Berkaitan dengan simbol pengretret yang sarat akan pesan dan tanda yang terkandung, maka yang akan menjadi perhatian peneliti di sini adalah segi semiotikanya, dimana semiotika sebagai sebuah ilmu yang mempelajari tentang tanda. Tanda di dalam fenomena kebudayaan mempunyai cakupan yang sangat luas, di mana selama unsur-unsur kebudayaan mengandung di dalam dirinya makna tertentu, maka ia adalah sebuah tanda, dan dapat menjadi objek kajian semiotik,ini

(9)

akan sangat membantu peneliti dalam menelaah arti kedalaman suatu bentuk komunikasi dan mengungkap makna yang ada di dalamnya.

Menurut keilmuan, semiotika berasal dari bahasa Yunani, Semeion yang berarti tanda. Kemudian diturunkan dalam bahasa Inggris menjadi Semiotics.

Dalam bahasa Indonesia, semiotika atau semiologi diartikan sebagai ilmu tentang tanda. Dalam berperilaku dan berkomunikasi tanda merupakan unsur yang terpenting karena bisa memunculkan berbagai makna sehingga pesan dapat dimengerti.

Semiotika merupakan bidang studi tentang tanda dan cara tanda-tanda itu bekerja (dikatakan juga semiologi).
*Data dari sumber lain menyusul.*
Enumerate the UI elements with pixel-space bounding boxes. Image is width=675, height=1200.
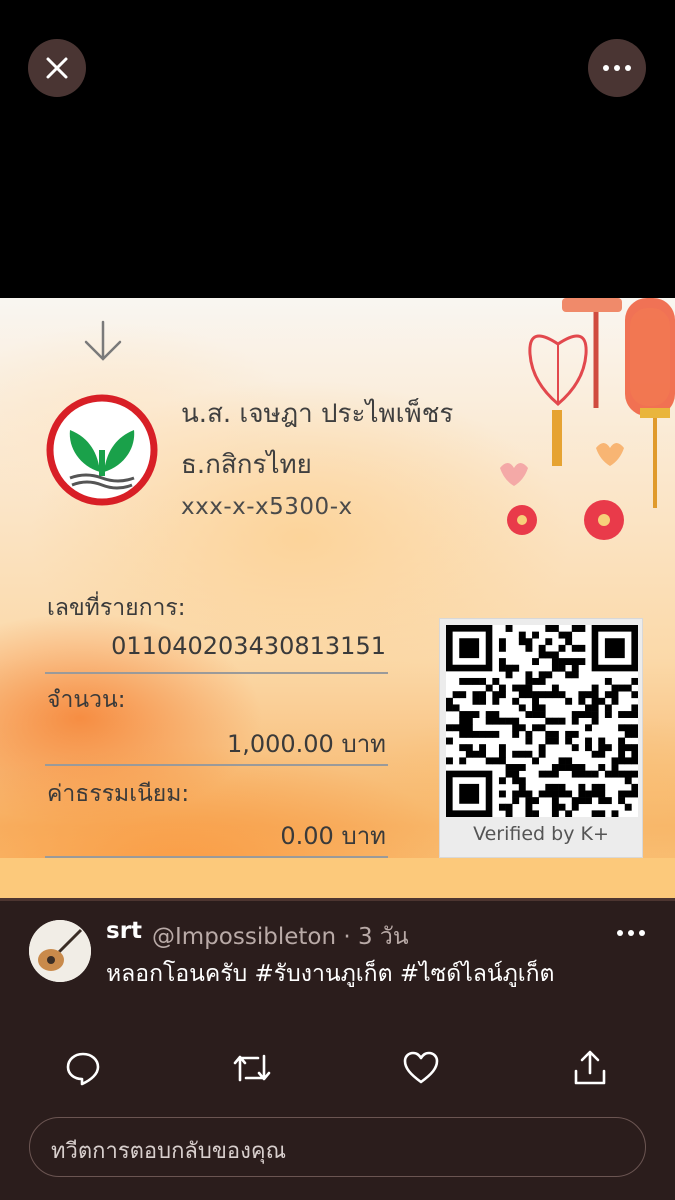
- divider: [45, 672, 388, 674]
- amount-value: 1,000.00 บาท: [226, 730, 386, 758]
- tweet-text: หลอกโอนครับ #รับงานภูเก็ต #ไซด์ไลน์ภูเก็…: [106, 961, 555, 987]
- more-options-button[interactable]: [588, 39, 646, 97]
- share-button[interactable]: [570, 1048, 610, 1088]
- close-icon: [46, 57, 68, 79]
- share-icon: [574, 1050, 606, 1085]
- tweet-more-button[interactable]: [617, 930, 645, 936]
- arrow-down-icon: [84, 320, 122, 361]
- more-horizontal-icon: [603, 65, 631, 71]
- account-name: น.ส. เจษฎา ประไพเพ็ชร: [181, 399, 454, 429]
- reference-value: 011040203430813151: [111, 632, 386, 660]
- amount-label: จำนวน:: [47, 687, 126, 713]
- retweet-icon: [233, 1054, 271, 1082]
- qr-code-panel: Verified by K+: [439, 618, 643, 858]
- reply-input[interactable]: ทวีตการตอบกลับของคุณ: [29, 1117, 646, 1177]
- transfer-slip-image: น.ส. เจษฎา ประไพเพ็ชร ธ.กสิกรไทย xxx-x-x…: [0, 298, 675, 898]
- retweet-button[interactable]: [232, 1048, 272, 1088]
- account-number: xxx-x-x5300-x: [181, 494, 353, 520]
- tweet-handle-time[interactable]: @Impossibleton · 3 วัน: [152, 919, 409, 955]
- reply-button[interactable]: [63, 1048, 103, 1088]
- qr-code-icon: [446, 625, 639, 818]
- avatar[interactable]: [29, 920, 91, 982]
- tweet-card: srt @Impossibleton · 3 วัน หลอกโอนครับ #…: [0, 898, 675, 1200]
- reference-label: เลขที่รายการ:: [47, 595, 186, 621]
- kbank-logo: [46, 394, 158, 506]
- divider: [45, 764, 388, 766]
- more-horizontal-icon: [617, 930, 645, 936]
- guitar-avatar-icon: [29, 920, 91, 982]
- tweet-display-name[interactable]: srt: [106, 918, 142, 944]
- like-button[interactable]: [401, 1048, 441, 1088]
- bank-name: ธ.กสิกรไทย: [181, 450, 312, 480]
- heart-icon: [403, 1051, 439, 1084]
- qr-code: [446, 625, 639, 818]
- lantern-decoration-icon: [500, 298, 675, 540]
- close-button[interactable]: [28, 39, 86, 97]
- media-viewer-header: [0, 0, 675, 298]
- fee-label: ค่าธรรมเนียม:: [47, 781, 190, 807]
- reply-placeholder: ทวีตการตอบกลับของคุณ: [51, 1139, 286, 1164]
- fee-value: 0.00 บาท: [280, 822, 386, 850]
- divider: [45, 856, 388, 858]
- reply-icon: [66, 1052, 100, 1086]
- qr-caption: Verified by K+: [473, 823, 609, 845]
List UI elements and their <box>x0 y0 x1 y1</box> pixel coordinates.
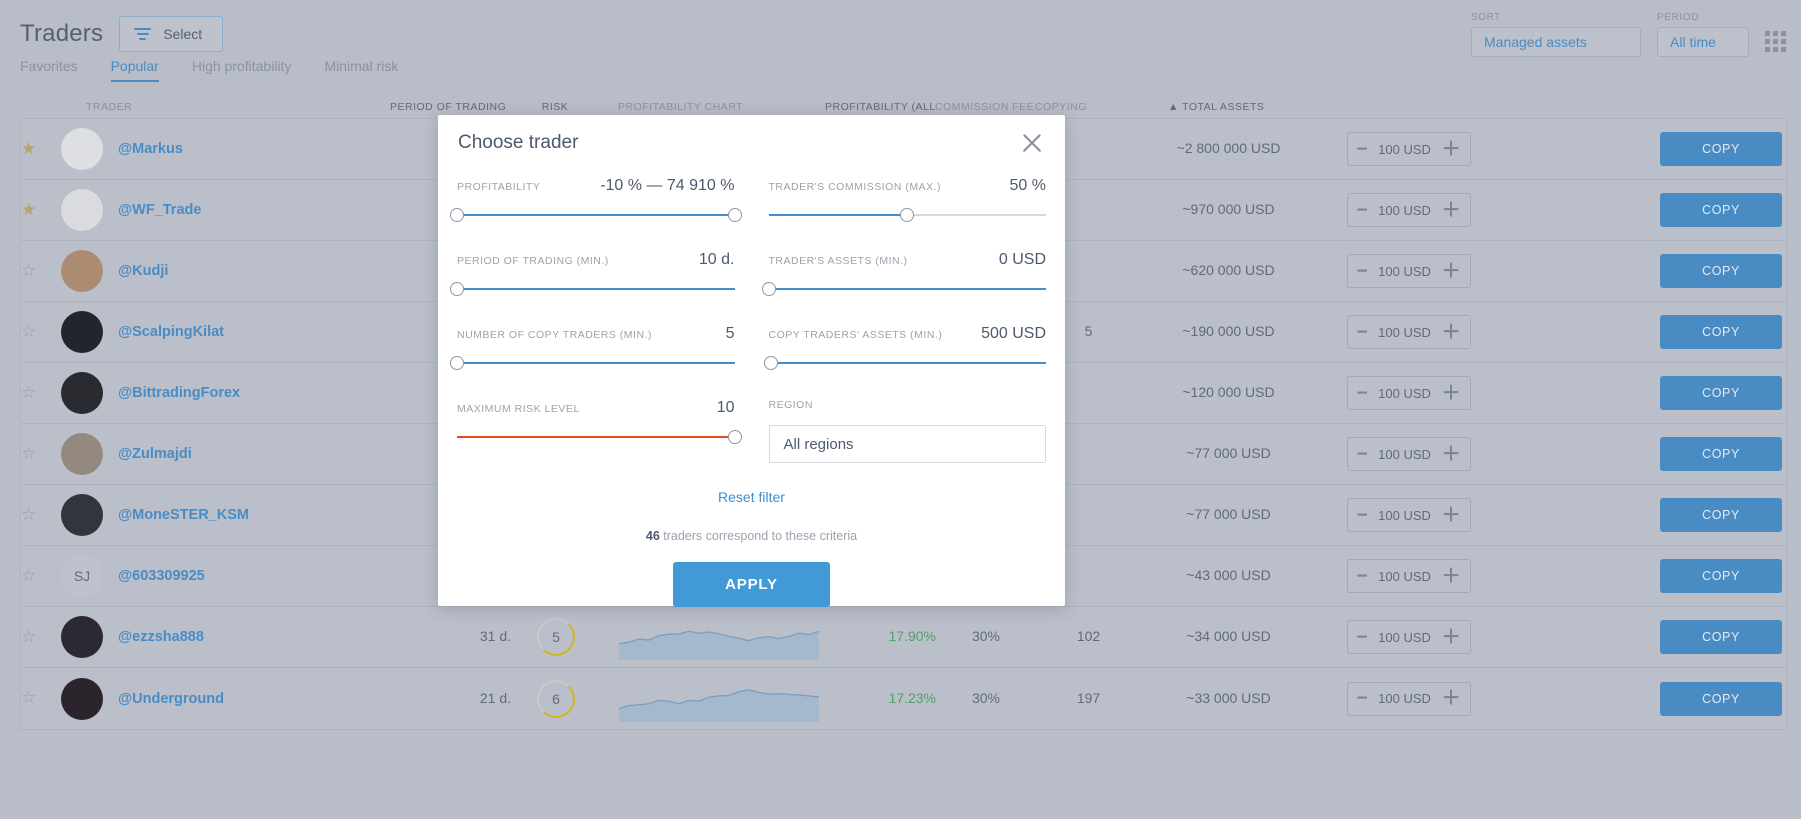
slider-fill <box>769 362 1047 364</box>
slider-knob[interactable] <box>728 430 742 444</box>
region-select[interactable]: All regions <box>769 425 1047 463</box>
slider-fill <box>769 288 1047 290</box>
slider-field: TRADER'S COMMISSION (MAX.) 50 % <box>769 177 1047 251</box>
slider-label: MAXIMUM RISK LEVEL <box>457 403 580 415</box>
slider-value: 10 d. <box>699 251 735 269</box>
slider-control[interactable] <box>769 277 1047 301</box>
slider-knob[interactable] <box>450 282 464 296</box>
slider-knob[interactable] <box>764 356 778 370</box>
slider-value: 5 <box>726 325 735 343</box>
slider-fill <box>457 214 735 216</box>
slider-fill <box>457 436 735 438</box>
slider-field: COPY TRADERS' ASSETS (MIN.) 500 USD <box>769 325 1047 399</box>
slider-label: PROFITABILITY <box>457 181 540 193</box>
slider-knob[interactable] <box>450 356 464 370</box>
slider-label: TRADER'S COMMISSION (MAX.) <box>769 181 942 193</box>
slider-knob[interactable] <box>728 208 742 222</box>
slider-control[interactable] <box>457 203 735 227</box>
apply-button[interactable]: APPLY <box>673 562 830 607</box>
slider-field: MAXIMUM RISK LEVEL 10 <box>457 399 735 473</box>
slider-value: 0 USD <box>999 251 1046 269</box>
slider-fill <box>769 214 908 216</box>
slider-fill <box>457 362 735 364</box>
region-field: REGION All regions <box>769 399 1047 473</box>
criteria-summary: 46 traders correspond to these criteria <box>457 529 1046 543</box>
region-label: REGION <box>769 399 813 411</box>
slider-value: 50 % <box>1010 177 1046 195</box>
slider-value: 500 USD <box>981 325 1046 343</box>
filter-fields: PROFITABILITY -10 % — 74 910 % TRADER'S CO… <box>457 171 1046 473</box>
slider-control[interactable] <box>457 351 735 375</box>
slider-label: TRADER'S ASSETS (MIN.) <box>769 255 908 267</box>
slider-label: COPY TRADERS' ASSETS (MIN.) <box>769 329 943 341</box>
reset-filter-link[interactable]: Reset filter <box>457 489 1046 505</box>
slider-knob-min[interactable] <box>450 208 464 222</box>
slider-control[interactable] <box>769 351 1047 375</box>
slider-control[interactable] <box>457 425 735 449</box>
slider-label: PERIOD OF TRADING (MIN.) <box>457 255 609 267</box>
choose-trader-modal: Choose trader PROFITABILITY -10 % — 74 91… <box>438 115 1065 606</box>
traders-page: Traders Select Favorites Popular High pr… <box>0 0 1801 819</box>
criteria-count: 46 <box>646 529 660 543</box>
modal-footer: APPLY <box>457 562 1046 607</box>
slider-field: NUMBER OF COPY TRADERS (MIN.) 5 <box>457 325 735 399</box>
slider-field: TRADER'S ASSETS (MIN.) 0 USD <box>769 251 1047 325</box>
slider-control[interactable] <box>457 277 735 301</box>
slider-field: PROFITABILITY -10 % — 74 910 % <box>457 177 735 251</box>
modal-header: Choose trader <box>457 115 1046 171</box>
criteria-text: traders correspond to these criteria <box>663 529 857 543</box>
slider-value: 10 <box>717 399 735 417</box>
slider-field: PERIOD OF TRADING (MIN.) 10 d. <box>457 251 735 325</box>
slider-fill <box>457 288 735 290</box>
close-icon[interactable] <box>1019 130 1045 156</box>
slider-control[interactable] <box>769 203 1047 227</box>
slider-value: -10 % — 74 910 % <box>600 177 734 195</box>
slider-knob[interactable] <box>762 282 776 296</box>
slider-knob[interactable] <box>900 208 914 222</box>
slider-label: NUMBER OF COPY TRADERS (MIN.) <box>457 329 652 341</box>
modal-title: Choose trader <box>458 132 578 154</box>
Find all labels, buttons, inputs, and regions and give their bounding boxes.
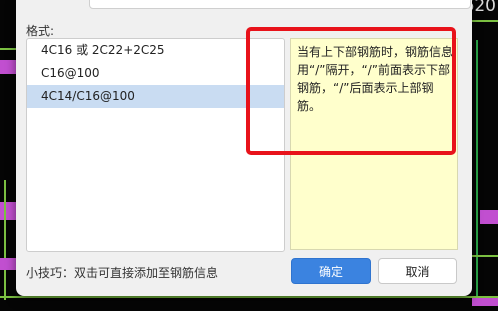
rebar-format-dialog: 格式: 4C16 或 2C22+2C25 C16@100 4C14/C16@10… — [16, 0, 472, 296]
cad-line — [476, 40, 478, 300]
cad-block — [480, 210, 498, 224]
annotation-highlight-box — [246, 27, 456, 155]
rebar-info-input[interactable] — [89, 0, 471, 9]
tip-text: 小技巧：双击可直接添加至钢筋信息 — [26, 266, 219, 280]
cad-block — [0, 202, 16, 220]
ok-button[interactable]: 确定 — [291, 258, 371, 284]
cad-line — [472, 255, 498, 257]
cancel-button[interactable]: 取消 — [378, 258, 457, 284]
cad-line — [0, 296, 498, 298]
cad-line — [0, 48, 16, 50]
format-label: 格式: — [26, 24, 55, 38]
cad-line — [4, 180, 6, 300]
cad-line — [472, 20, 498, 22]
cad-block — [0, 258, 16, 270]
cad-block — [0, 60, 16, 74]
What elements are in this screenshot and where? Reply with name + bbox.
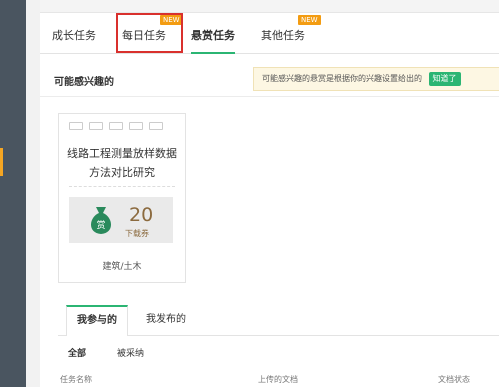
- my-tasks-tabs: 我参与的 我发布的: [58, 305, 499, 336]
- interest-hint-bar: 可能感兴趣的悬赏是根据你的兴趣设置给出的 知道了: [253, 67, 499, 91]
- card-title[interactable]: 线路工程测量放样数据方法对比研究: [63, 144, 181, 182]
- tab-my-joined[interactable]: 我参与的: [66, 305, 128, 336]
- main-panel: 成长任务 每日任务 悬赏任务 其他任务 NEW NEW 可能感兴趣的 可能感兴趣…: [40, 0, 499, 387]
- top-strip: [40, 0, 499, 13]
- highlight-box: [116, 13, 183, 53]
- section-divider: [40, 96, 499, 97]
- tab-bounty-tasks[interactable]: 悬赏任务: [191, 27, 235, 54]
- tab-my-published[interactable]: 我发布的: [136, 305, 196, 335]
- filter-all[interactable]: 全部: [68, 346, 86, 359]
- card-dot-icon: [89, 122, 103, 130]
- reward-unit: 下载券: [125, 229, 149, 238]
- card-dot-icon: [149, 122, 163, 130]
- card-top-decoration: [69, 122, 163, 130]
- bounty-card[interactable]: 线路工程测量放样数据方法对比研究 赏 20 下载券 建筑/土木: [58, 113, 186, 283]
- card-dot-icon: [109, 122, 123, 130]
- card-dashed-divider: [69, 186, 175, 187]
- reward-icon-text: 赏: [96, 219, 105, 231]
- interest-hint-text: 可能感兴趣的悬赏是根据你的兴趣设置给出的: [262, 74, 422, 83]
- interest-section-title: 可能感兴趣的: [54, 77, 114, 88]
- sidebar-active-marker: [0, 148, 3, 176]
- left-sidebar: [0, 0, 26, 387]
- reward-value: 20: [129, 204, 154, 226]
- tab-growth-tasks[interactable]: 成长任务: [52, 27, 96, 43]
- col-uploaded-doc: 上传的文档: [258, 375, 298, 384]
- card-dot-icon: [129, 122, 143, 130]
- reward-coupon: 赏 20 下载券: [69, 197, 173, 243]
- col-doc-status: 文档状态: [438, 375, 470, 384]
- card-category: 建筑/土木: [102, 262, 142, 272]
- money-bag-icon: 赏: [91, 207, 111, 234]
- tab-other-tasks[interactable]: 其他任务: [261, 27, 305, 43]
- got-it-button[interactable]: 知道了: [428, 71, 461, 86]
- card-dot-icon: [69, 122, 83, 130]
- col-task-name: 任务名称: [60, 375, 92, 384]
- task-tabs: 成长任务 每日任务 悬赏任务 其他任务 NEW NEW: [40, 13, 499, 54]
- filter-adopted[interactable]: 被采纳: [117, 346, 144, 359]
- other-new-badge: NEW: [298, 15, 321, 25]
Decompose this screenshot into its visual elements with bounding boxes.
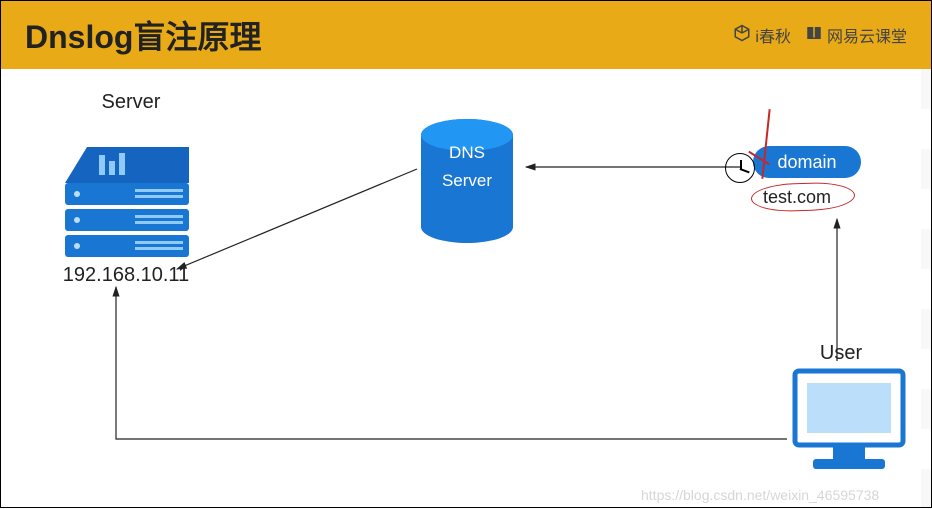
watermark-url: https://blog.csdn.net/weixin_46595738 xyxy=(641,487,879,503)
cube-icon xyxy=(733,24,751,47)
brand-label: 网易云课堂 xyxy=(827,23,907,47)
user-computer-icon xyxy=(789,367,909,477)
brand-ichunqiu: i春秋 xyxy=(733,23,791,47)
server-ip: 192.168.10.11 xyxy=(56,264,196,287)
server-icon xyxy=(57,117,197,257)
user-label: User xyxy=(811,342,871,365)
brand-area: i春秋 网易云课堂 xyxy=(733,23,907,47)
right-edge-artifact xyxy=(921,69,931,507)
diagram-stage: Server 192.168.10.11 DNS Server xyxy=(1,69,931,507)
dns-label-1: DNS xyxy=(419,143,515,163)
brand-netease: 网易云课堂 xyxy=(805,23,907,47)
domain-pill-label: domain xyxy=(777,152,836,173)
domain-pill: domain xyxy=(753,146,861,178)
clock-icon xyxy=(725,153,755,183)
dns-label-2: Server xyxy=(419,171,515,191)
domain-text: test.com xyxy=(763,187,831,208)
server-label: Server xyxy=(91,91,171,114)
header-bar: Dnslog盲注原理 i春秋 网易云课堂 xyxy=(1,1,931,69)
brand-label: i春秋 xyxy=(755,23,791,47)
page-title: Dnslog盲注原理 xyxy=(25,12,261,58)
book-icon xyxy=(805,24,823,47)
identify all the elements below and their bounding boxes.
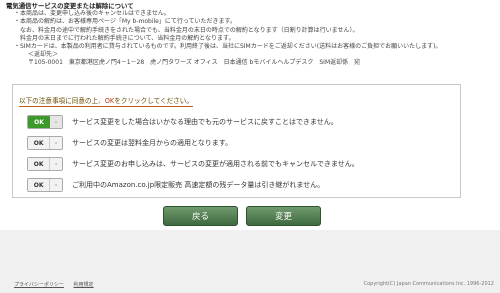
toggle-off[interactable]: -: [50, 116, 62, 128]
privacy-policy-link[interactable]: プライバシーポリシー: [14, 282, 64, 288]
consent-text: サービス変更をした場合はいかなる理由でも元のサービスに戻すことはできません。: [72, 118, 338, 126]
back-button[interactable]: 戻る: [163, 206, 238, 226]
consent-row: OK - サービス変更をした場合はいかなる理由でも元のサービスに戻すことはできま…: [27, 115, 457, 130]
notice-title: 電気通信サービスの変更または解除について: [6, 2, 134, 10]
notice-line: 料金月の末日までに行われた解約手続きについて、当料金月の解約となります。: [20, 34, 235, 42]
consent-panel: 以下の注意事項に同意の上、OKをクリックしてください。 OK - サービス変更を…: [12, 84, 461, 198]
consent-toggle[interactable]: OK -: [27, 115, 63, 129]
change-button[interactable]: 変更: [246, 206, 321, 226]
toggle-ok[interactable]: OK: [28, 137, 51, 149]
instruction-suffix: をクリックしてください。: [114, 97, 193, 105]
consent-text: サービスの変更は翌料金月からの適用となります。: [72, 139, 233, 147]
notice-line: なお、料金月の途中で解約手続きをされた場合でも、当料金月の末日の時点での解約とな…: [20, 26, 359, 34]
copyright: Copyright(C) Japan Communications Inc. 1…: [363, 281, 494, 287]
instruction-ok: OK: [104, 97, 115, 105]
notice-section: 電気通信サービスの変更または解除について ・本商品は、変更申し込み後のキャンセル…: [6, 2, 494, 68]
toggle-off[interactable]: -: [50, 179, 62, 191]
toggle-ok[interactable]: OK: [28, 158, 51, 170]
footer: プライバシーポリシー 利用規定 Copyright(C) Japan Commu…: [0, 230, 500, 293]
consent-row: OK - ご利用中のAmazon.co.jp限定販売 高速定額の残データ量は引き…: [27, 178, 457, 193]
consent-text: サービス変更のお申し込みは、サービスの変更が適用される前でもキャンセルできません…: [72, 160, 359, 168]
toggle-ok[interactable]: OK: [28, 179, 51, 191]
terms-link[interactable]: 利用規定: [74, 282, 94, 288]
consent-toggle[interactable]: OK -: [27, 136, 63, 150]
toggle-off[interactable]: -: [50, 137, 62, 149]
consent-row: OK - サービスの変更は翌料金月からの適用となります。: [27, 136, 457, 151]
consent-instruction: 以下の注意事項に同意の上、OKをクリックしてください。: [19, 95, 193, 107]
toggle-ok[interactable]: OK: [28, 116, 50, 128]
consent-toggle[interactable]: OK -: [27, 157, 63, 171]
footer-links: プライバシーポリシー 利用規定: [14, 281, 102, 288]
consent-text: ご利用中のAmazon.co.jp限定販売 高速定額の残データ量は引き継がれませ…: [72, 181, 325, 189]
notice-address: 〒105-0001 東京都港区虎ノ門4－1－28 虎ノ門タワーズ オフィス 日本…: [28, 59, 361, 67]
consent-toggle[interactable]: OK -: [27, 178, 63, 192]
toggle-off[interactable]: -: [50, 158, 62, 170]
notice-line: ・本商品の解約は、お客様専用ページ「My b-mobile」にて行っていただきま…: [14, 18, 236, 26]
consent-row: OK - サービス変更のお申し込みは、サービスの変更が適用される前でもキャンセル…: [27, 157, 457, 172]
instruction-prefix: 以下の注意事項に同意の上、: [19, 97, 105, 105]
notice-line: ・SIMカードは、本製品の利用者に貸与されているものです。利用終了後は、当社にS…: [14, 43, 442, 51]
Dalam memahami studi tentang makna setidaknya terdapat tiga unsur utama yakni; (1) tanda, (2) acuan tanda, dan (3) pengguna tanda. Tanda merupakan sesuatu yang bersifat fisik, bisa dipersepsi indera kita, tanda mengacu pada sesuatu di luar tanda itu sendiri, dan bergantung pada pengenalan oleh penggunanya sehingga disebut tanda. Misalnya;

mangacungkan jempol kepada kawan kita yang berprestasi. Dalam hal ini, tanda mengacu sebagai pujian dari saya dan ini diakui seperti itu baik oleh saya maupun teman saya yang berprestasi. Makna disampaikan dari saya kepada teman yang berprestasi maka komunikasi pun berlangsung.

Terkait dengan tanda tersebut, peneliti tertarik untuk meneliti simbol pengretret dalam studi semiotika. Untuk mengetahui makna dari tanda yang terdapat pada simbol pengretret ini, Begitu banyak karya seni yang dihasilkan oleh masyarakat karo, rumah adat adalah karya yang terbesar bagi mereka, juga bagi orang lain. Terbukti dari hasil kunjungan para turis dan mereka sungguh-sungguh mengagumi arsitek

(10)

bangunan rumah adat tersebut. Selain karena tanpa penggunaan paku/ besi, proses pembangunannya pun turut menjadi hal yang cukup spektakuler bagi banyak orang.

Ditambah lagi nilai kerja sama atau gotong royong dalam proses pembangunannya pada zaman dewasa ini.

Rumusan Masalah

Rumusan masalah merupakan upaya untuk menyatakan secara tersurat pertanyaan-pertanyaan apa saja yang ingin kita carikan jawabannya (Suriasumantri, 2010:312). Berdasarkan latar belakang tersebut, maka peneliti mengambil rumusan masalah melalui pertanyaan makro dan pertanyaan mikro.

1.2.1. Rumusan Masalah Makro

Bagaimana makna simbol pengretret rumah adat batak karo?

1.2.2. Rumusan Masalah Mikro

Untuk menjelaskan pertanyaan makro di atas, maka peneliti menjabarkan pertanyaan-pertanyaan tersebut ke dalam pertanyaan- pertanyaan yang lebih spesifik, yaitu:

1. Bagaimana makna Tanda, pada simbol pengretret rumah adat batak karo?

2. Bagaimana makna Objek, pada simbol pengretret rumah adat batak karo?

3. Bagaimana makna Interpretan, pada simbol pengretret rumah adat batak karo?

(11)

II. Metode Penelitian

Metode penelitian berisi tentang strategi dan prosedur penelitian yang digunakan atau ditempuh (termasuk cara pengambilan sampel yang akan digunakan terutama kalau penelitian melibatkan subjek manusia dengan jumlah yang besar), teknik pengumpulan data, teknik triangulasi, analisis data (Pawito, 2008:80).

Penelitian ini menggunakan pendekatan kualitatif dengan menggunakan analisis semiotika Charles Sanders Pierce. Dengan paradigma konstruktivis. Mulyana (2003:150) menyatakan:

“Metode penelitian kualitatif tidak perlu mengandalkan bukti berdasarkan logika matematis, prinsip angka, atau metode statistik.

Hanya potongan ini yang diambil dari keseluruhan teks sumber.